Mas não é só isso que o sol me diz hoje, nesse código morse da gente disfarçado de leve oscilação aleatória no aquecimento global. Por exemplo, me pego debatendo comigo se ele está dadaísta como eu, ou se é renascido-em-Lacan como ela ali na poltrona. (Pessoalmente, sempre achei o sol bem mais pra Freud, uma coisa assim tragédia grega épica, um trauma titânico inevitável e terrível, ocorrido antes de você se entender por gente e que destruirá toda a raça humana, para toda a eternidade diga-se de passagem, numa bola assada e desolada e/ou congelada e obliterada.)

O rádio está ligado e hoje é oito de março, então o vai e vem do sol inevitavelmente se alinha devagarzinho com as histórias das mulheres no rádio. Tem nuvem no meio do caminho, sem nuvem no meio do caminho. Calorzinho amolece a neve, vento cortante congela a água novamente.

Conquistas hercúleas. Viva! Sol quentinho batendo no pé e luz dourada se espalhando pelos tacos de madeira.
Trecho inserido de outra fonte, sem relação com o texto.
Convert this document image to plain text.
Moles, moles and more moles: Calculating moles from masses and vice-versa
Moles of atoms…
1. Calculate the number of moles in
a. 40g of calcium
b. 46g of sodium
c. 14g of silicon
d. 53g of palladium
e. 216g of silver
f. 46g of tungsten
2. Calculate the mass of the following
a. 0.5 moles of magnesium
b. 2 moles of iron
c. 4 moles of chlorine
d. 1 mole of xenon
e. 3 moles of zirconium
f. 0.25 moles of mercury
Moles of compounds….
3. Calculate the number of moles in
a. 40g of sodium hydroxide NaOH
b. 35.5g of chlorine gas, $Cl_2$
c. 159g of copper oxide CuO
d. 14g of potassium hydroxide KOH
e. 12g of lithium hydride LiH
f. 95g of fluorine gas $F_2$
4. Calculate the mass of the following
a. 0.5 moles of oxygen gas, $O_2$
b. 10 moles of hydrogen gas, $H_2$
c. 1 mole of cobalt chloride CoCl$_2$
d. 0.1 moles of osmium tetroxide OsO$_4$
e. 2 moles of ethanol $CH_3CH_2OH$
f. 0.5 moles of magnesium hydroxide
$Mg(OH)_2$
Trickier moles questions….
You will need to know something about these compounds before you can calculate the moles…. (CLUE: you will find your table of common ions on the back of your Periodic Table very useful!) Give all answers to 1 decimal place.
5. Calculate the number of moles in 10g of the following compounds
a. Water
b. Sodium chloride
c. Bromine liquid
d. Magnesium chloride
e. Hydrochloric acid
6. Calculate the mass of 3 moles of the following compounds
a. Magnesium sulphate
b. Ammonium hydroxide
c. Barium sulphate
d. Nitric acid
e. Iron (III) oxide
Votar e ser votada, poder participar do mercado de trabalho, pílula, licença-maternidade, educação, acesso a aborto seguro (É isso mesmo, tem gente aqui que acha que mórula não é bebê e que a vida não começa na concepção coisíssima nenhuma. Amén.), assédio sexual e estupro conjugal são "descobertos" e tratados como crimes, calça comprida liberada pra galera, direito a ter sua própria personalidade jurídica mesmo depois de casada, direito à propriedade, nada de espartilho - a não ser em ocasiões especiais.

E aí um monte de coisa ainda falta. O sol disfarça e sai de fininho atrás de uma nuvem. Representação proporcional em cargos de liderança e nos congressos, representação mais justa na mídia, salários iguais para trabalhos iguais, igual divisão das responsabilidades domésticas e de criar os filhos, ainda vivemos uma cultura do estupro, onde mulheres são criadas para ter medo toda santa noite e, ainda assim, são estupradas E culpadas pelo crime de que foram vítimas, falta de acesso ao aborto seguro em todos os lugares (vide acima), falta de acesso a educação e a saude especializadas, violência doméstica...

Uma entrevista sobre a falta de mulheres na nova assembléia constituinte do Egito, apesar delas estarem presentes nos protestos, irmamente integradas em todas as tarefas - quer dizer, mais ou menos: a não ser no momento em que uma repórter americana foi separada da sua equipe e brutalmente estuprada por vários homens, num país em que 98% das mulheres estrangeiras reportam ter sofrido alguma forma de assédio sexual.

Outra entrevista com Xin Ran sobre seu novo livro, sobre as mães que se suicidam quando descobrem (!) que não precisavam ter matado suas filhas primogênitas, ao contrário do que manda o costume que ainda prevalece na China rural.

E o sol vai, e o sol vem. Às vezes, parece que estamos só soprando nuvens.

Mas aí eu lembro: desde que começamos a soprar, 100 anos atrás, o sol tem aparecido mais e mais.

E eu volto a soprar, com força. Fffffuuu!